Enhancing Text Recognition of Damaged Documents through Synergistic OCR and Large Language Models
Thomas Asselborn, Jens Dörpinghaus, Faraz Kausar, Ralf Möller, Sylvia Melzer
DOI: http://dx.doi.org/10.15439/2024F7400
Citation: Communication Papers of the 19th Conference on Computer Science and Intelligence Systems (FedCSIS), M. Bolanowski, M. Ganzha, L. Maciaszek, M. Paprzycki, D. Ślęzak (eds). ACSIS, Vol. 41, pages 29–36 (2024)

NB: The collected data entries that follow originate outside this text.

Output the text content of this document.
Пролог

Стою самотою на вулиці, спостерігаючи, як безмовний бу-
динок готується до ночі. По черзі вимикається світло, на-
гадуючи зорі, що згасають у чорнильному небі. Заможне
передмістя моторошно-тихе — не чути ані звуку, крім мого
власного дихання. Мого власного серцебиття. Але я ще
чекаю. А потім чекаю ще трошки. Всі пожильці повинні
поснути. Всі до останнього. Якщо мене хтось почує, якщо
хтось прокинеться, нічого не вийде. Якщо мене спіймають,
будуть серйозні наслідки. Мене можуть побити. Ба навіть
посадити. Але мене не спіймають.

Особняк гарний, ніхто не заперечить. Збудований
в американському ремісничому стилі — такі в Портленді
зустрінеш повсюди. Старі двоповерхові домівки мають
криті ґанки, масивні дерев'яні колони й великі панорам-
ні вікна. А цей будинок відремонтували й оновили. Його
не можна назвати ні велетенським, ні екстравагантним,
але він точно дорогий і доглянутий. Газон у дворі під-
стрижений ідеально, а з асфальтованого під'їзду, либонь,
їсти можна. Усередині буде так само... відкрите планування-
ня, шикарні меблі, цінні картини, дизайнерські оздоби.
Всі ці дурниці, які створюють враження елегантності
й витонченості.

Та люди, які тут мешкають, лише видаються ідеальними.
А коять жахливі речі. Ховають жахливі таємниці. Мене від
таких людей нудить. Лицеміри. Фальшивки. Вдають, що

Abstract. Optical Character Recognition (OCR) remains a highly relevant area of research in pattern recognition. Its applications span various domains, including supporting reading for the visually impaired, interpreting Morse codes, capturing postal addresses, evaluating emails, scanning price tags and passports, and extracting text from digitised documents. As the volume of digitised data continues to grow, challenges arise in capturing the semantic structure of documents through logical structure analysis and providing data suitable for information retrieval to answer specific research questions. While classic OCR processes like Tesseract and OCRopus work well for contemporary digitised documents, there is room for improvement in text and word recognition of historical documents that are severely damaged. Large Language Models (LLMs) like GPT-4 can be effectively used for text recognition tasks, utilising their advanced natural language processing capabilities to interpret and reconstruct unclear or damaged text, offering potential for improving the overall text recognition process. However, challenges arise additionally when documents contain e.g. a mixture of single-column and double-column text, images and text, or words not known or blocked by the agents.